10 Putting all the matters together I would consider from my experience in the Equity Division of this Court that it is more likely that an experienced company liquidator will have the ability by himself and with his staff to pursue proper inquiries rather than a trustee company or the Public Trustee which is used to more general administration and would probably have to contract out any investigation of misconduct.
11 Because of this and because of the rule that interest follows the grant, in my view it would be appropriate, despite the objections Mr Willmott makes, to appoint Mr Lord and Mr Kerr as joint administrators.
12 I should, however, briefly deal with the technicalities.
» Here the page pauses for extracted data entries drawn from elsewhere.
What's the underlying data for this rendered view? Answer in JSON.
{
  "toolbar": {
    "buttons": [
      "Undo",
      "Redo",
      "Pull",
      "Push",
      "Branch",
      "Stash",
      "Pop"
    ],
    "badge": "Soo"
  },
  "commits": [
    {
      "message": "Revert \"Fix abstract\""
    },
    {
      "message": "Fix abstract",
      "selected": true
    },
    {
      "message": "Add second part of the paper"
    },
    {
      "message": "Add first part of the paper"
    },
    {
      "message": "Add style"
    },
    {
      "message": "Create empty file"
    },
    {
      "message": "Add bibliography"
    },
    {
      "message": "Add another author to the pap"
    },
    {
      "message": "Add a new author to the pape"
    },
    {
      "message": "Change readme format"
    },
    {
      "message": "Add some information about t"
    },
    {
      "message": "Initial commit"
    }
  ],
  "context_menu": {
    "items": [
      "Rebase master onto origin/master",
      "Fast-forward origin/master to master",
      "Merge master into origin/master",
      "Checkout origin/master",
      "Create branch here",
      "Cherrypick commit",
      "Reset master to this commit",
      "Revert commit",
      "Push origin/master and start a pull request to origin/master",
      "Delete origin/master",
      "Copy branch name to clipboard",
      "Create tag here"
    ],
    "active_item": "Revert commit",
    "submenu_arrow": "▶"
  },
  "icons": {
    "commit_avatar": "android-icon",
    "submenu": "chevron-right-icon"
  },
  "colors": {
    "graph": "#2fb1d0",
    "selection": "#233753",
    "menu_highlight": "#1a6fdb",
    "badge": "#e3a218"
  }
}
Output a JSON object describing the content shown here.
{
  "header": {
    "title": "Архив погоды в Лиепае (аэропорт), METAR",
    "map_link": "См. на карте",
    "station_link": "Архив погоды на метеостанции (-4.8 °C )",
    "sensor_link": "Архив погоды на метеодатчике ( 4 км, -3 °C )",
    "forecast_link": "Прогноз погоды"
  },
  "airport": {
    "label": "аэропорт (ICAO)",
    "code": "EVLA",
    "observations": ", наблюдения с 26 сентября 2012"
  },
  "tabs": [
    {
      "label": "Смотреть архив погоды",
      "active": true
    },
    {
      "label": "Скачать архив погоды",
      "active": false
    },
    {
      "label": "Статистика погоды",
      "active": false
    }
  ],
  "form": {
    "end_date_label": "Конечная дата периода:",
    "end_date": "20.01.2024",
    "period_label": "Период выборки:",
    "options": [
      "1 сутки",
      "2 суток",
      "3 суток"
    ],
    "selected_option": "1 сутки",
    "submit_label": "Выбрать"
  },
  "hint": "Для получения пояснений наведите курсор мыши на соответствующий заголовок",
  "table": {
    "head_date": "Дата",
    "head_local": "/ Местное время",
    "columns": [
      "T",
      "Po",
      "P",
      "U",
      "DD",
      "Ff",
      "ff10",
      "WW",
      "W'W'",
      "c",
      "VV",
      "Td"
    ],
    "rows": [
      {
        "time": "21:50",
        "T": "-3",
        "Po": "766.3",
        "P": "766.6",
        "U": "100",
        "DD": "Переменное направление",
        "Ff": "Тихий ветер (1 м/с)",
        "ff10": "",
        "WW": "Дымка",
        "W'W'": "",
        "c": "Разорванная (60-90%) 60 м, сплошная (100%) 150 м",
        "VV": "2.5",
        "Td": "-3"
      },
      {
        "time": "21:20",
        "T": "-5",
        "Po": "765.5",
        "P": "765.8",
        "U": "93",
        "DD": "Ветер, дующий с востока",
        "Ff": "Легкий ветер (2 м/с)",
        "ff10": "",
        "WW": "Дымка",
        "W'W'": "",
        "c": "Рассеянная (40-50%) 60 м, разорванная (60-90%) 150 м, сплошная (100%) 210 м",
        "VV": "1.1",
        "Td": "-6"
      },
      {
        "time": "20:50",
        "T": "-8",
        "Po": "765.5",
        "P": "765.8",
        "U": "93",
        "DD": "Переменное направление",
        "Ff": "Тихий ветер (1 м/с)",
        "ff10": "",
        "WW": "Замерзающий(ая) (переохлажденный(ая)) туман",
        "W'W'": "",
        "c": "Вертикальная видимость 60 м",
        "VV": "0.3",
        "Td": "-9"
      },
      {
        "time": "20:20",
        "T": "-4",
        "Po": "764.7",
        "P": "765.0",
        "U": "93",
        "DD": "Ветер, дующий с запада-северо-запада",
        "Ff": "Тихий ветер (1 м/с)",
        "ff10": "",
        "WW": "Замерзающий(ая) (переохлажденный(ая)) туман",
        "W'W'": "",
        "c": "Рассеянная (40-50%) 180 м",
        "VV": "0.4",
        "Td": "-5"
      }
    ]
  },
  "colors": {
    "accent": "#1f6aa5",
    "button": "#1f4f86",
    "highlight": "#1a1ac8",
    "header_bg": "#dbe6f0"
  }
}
The Wills Probate and Administration Act, 1898 (the “Act”) confers jurisdiction on this Court to appoint an administrator under ss 33 and 40. Particular powers are granted in ss 63, 74 and 75. The way in which the Act has been construed over the years is that unless there has been a statutory taking away of jurisdiction the Court plainly has power to grant administration whenever it considers it appropriate to do so; see Hamilton v Hamilton (1913) 30 WN (NSW) 46. Especially these days, when courts are "sensible" about allowing parties to compromise probate proceedings in situations which do not come within the exact words of either s 74 or s 75, the Court would be empowered to grant administration; see Re Potter [1899] P 265 and Re Swan (1909) 26 WN (NSW) 52. However, in the instant case the matter does, on the facts, fall within s 74(c) or within s 75(1)(a) of the Act. As to s 75(1)(a) I did say in Public Trustee v Permanent Trustee Co Ltd; The estate of Rintoul [1999] NSWSC 722 at para 12 that the order for administration can be granted to the applicant "or some other appropriate person who is a party to the proceedings". Mr Bevan has convinced me that I should have added after that sentence the words "or who otherwise consents to take a grant".
13 Accordingly, dealing with the short minutes submitted by the plaintiff, I make orders 1-5.
14 In my view some of the costs of these proceedings were brought about by the testator naming parties who could not work together as his executors. Part of the costs, accordingly, I think should be absorbed by the estate. It is very hard to work out just where one should draw the line. There are some matters that have occurred in the year 2000 which were realistically caused by the testator in the sense in which I have just used the expression, and there are probably some matters prior to the plaintiff's change of course on 20 September 1999 which would not have been reasonably sourced in the testator. However, doing the best I can and trying to avoid the further expense of cost assessor's apportionments, I think the proper order for costs is that the defendants pay the plaintiff's costs of these proceedings on and after 21 September 1999 and that the costs of both parties prior to that date may be paid out of the estate.
15 I have altered order 6 of the short minutes accordingly and I have added order 7 "Refer to Registrar to complete grant of administration cta". I have also added order 8 “Exhibits may be returned.”
16 So I make orders 1 to 8 in the amended short minutes of order initialled by me dated and place with the papers.